The West Virginia Supreme Court of Appeals, Central Acceptance Corp. v. Massey, 107 W. Va. 503, 148 S.E. 864, commented on the Uniform Act as follows:
"The act fixes no time within which the seller must make a voluntary resale. Therefore it must be made within a reasonable time after the property is retaken. The same reasons which require a compulsory resale to be made promptly require speedy action in the case of a voluntary resale. The delay of many months in making a voluntary resale of repossessed property is unreasonable in the absence of satisfactory explanation." Id. at 865 of 148 S.E.
In Bergen Auto Co. v. Mattarochio, 58 N.J. Super. 161 , 155 A.2d 787 (1959), the court held that the voluntary resale provisions of the Uniform Act did not fix a specific time within which such resale must be made. The court said that such resale must be held within a reasonable time. Resale within 45 days after repossession was deemed reasonable, but a delay of 86 days was held unreasonable.
In Stark Son v. Licastro, 127 N.J.L. 380 , 22 A.2d 768 (1941), the court reversed a lower court holding that a voluntary resale must be made within 30 days after repossession. The court stated:
"If the buyer had served a demand on the tenth day after the retaking, as limited in the statute, the seller would have had thirty days thereafter, or forty in all after the retaking, to make his resale. But the trial court ruled that where no demand was made, but the sale was to be voluntary, it must be made ten days earlier than if demanded. Such a result cannot reasonably be gathered from the statute. The phrase `same requirements' obviously, we think, refers to a resale `at the place and upon the notice prescribed in' said Section 46: 32-25, formerly Section 19. The buyer may set a time limit by serving a demand in due season; but failing that demand, no definite time limit is set in the statute." Id. 22 A.2d at 769. The court then approved the New York "reasonable time rule" and stated that the resale made within 40 days after the retaking was reasonable.
I accept the reasoning of the above-cited authorities, and hold that the sale in the case at bar was not required to be made within 30 days after repossession by the conditional seller.

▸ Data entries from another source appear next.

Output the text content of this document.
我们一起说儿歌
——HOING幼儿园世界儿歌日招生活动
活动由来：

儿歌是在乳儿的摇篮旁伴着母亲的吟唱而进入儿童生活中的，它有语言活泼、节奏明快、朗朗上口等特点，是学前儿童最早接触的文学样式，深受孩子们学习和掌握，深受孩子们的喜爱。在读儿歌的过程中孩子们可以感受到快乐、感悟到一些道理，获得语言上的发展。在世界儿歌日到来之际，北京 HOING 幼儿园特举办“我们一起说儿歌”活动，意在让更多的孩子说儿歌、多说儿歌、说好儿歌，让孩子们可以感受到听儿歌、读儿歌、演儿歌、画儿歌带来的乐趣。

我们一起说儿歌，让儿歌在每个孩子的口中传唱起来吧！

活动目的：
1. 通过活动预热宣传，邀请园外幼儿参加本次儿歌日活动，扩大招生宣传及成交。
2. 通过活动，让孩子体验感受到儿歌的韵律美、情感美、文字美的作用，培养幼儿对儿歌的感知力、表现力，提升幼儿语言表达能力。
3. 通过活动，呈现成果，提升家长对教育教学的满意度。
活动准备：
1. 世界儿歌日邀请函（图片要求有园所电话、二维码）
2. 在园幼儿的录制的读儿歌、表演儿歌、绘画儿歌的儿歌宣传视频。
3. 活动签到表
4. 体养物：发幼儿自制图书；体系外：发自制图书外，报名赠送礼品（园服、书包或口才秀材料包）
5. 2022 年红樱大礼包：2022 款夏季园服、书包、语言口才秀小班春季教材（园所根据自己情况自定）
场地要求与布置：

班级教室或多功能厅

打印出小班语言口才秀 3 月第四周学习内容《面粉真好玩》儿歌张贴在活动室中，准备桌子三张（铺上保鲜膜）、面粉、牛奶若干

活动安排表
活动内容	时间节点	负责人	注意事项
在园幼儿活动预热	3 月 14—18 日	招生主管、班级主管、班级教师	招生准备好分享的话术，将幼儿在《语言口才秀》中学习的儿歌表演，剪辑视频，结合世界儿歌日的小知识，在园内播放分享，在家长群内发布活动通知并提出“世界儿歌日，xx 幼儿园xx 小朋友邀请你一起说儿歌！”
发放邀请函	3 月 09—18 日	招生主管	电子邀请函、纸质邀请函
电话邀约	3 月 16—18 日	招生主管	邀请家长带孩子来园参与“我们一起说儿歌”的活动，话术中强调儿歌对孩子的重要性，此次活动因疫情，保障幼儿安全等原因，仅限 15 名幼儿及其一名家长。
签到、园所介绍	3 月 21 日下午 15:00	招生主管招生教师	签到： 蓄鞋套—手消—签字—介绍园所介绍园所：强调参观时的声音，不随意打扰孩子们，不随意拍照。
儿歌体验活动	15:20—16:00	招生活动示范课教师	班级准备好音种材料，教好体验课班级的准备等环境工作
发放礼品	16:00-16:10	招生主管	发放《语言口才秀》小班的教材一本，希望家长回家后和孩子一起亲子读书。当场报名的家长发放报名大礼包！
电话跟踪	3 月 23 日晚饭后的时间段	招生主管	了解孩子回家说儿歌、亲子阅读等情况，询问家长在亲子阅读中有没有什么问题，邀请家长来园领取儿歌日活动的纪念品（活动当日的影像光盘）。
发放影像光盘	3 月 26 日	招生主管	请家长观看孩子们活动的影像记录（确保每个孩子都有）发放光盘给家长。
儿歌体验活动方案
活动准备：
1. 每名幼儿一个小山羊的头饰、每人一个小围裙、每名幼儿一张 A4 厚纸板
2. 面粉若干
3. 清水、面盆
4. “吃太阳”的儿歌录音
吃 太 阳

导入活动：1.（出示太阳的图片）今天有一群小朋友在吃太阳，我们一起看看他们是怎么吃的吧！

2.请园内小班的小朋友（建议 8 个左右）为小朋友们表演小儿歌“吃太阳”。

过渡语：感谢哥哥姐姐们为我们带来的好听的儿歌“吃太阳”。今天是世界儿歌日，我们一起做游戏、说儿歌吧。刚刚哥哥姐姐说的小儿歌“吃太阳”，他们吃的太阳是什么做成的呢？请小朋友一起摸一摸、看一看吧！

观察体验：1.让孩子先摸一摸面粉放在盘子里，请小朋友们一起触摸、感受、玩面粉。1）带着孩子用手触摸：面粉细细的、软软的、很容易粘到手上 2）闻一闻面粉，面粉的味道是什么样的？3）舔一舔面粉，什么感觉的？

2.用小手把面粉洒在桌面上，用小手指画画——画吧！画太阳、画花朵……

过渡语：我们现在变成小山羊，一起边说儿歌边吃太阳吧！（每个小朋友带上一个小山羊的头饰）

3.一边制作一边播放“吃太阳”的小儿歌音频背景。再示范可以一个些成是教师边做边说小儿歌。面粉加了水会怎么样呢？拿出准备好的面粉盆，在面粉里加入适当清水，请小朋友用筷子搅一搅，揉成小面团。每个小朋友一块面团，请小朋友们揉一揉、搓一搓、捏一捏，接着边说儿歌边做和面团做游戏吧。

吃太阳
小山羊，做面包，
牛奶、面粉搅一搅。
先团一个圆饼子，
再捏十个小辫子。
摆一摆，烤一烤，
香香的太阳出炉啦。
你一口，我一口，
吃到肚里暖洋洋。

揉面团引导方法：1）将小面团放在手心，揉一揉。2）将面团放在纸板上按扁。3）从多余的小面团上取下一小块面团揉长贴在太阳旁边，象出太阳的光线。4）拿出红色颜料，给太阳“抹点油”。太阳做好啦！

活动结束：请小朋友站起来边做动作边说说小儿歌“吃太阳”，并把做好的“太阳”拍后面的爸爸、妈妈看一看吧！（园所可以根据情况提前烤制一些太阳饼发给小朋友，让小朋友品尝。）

The voluntary resale provisions of § 920 do not require a seller to sell the repossessed goods within 30 days after repossession pursuant to § 919. No specific time limit is set for a voluntary resale under § 920. The courts agree that such sale must be made within a reasonable time after the retaking.
It is my conclusion that a delay by the seller in selling the repossessed automobile in the present case for a period of 57 days, is not unreasonable.
The Petition to open the judgment is denied.
An Order will be entered accordingly.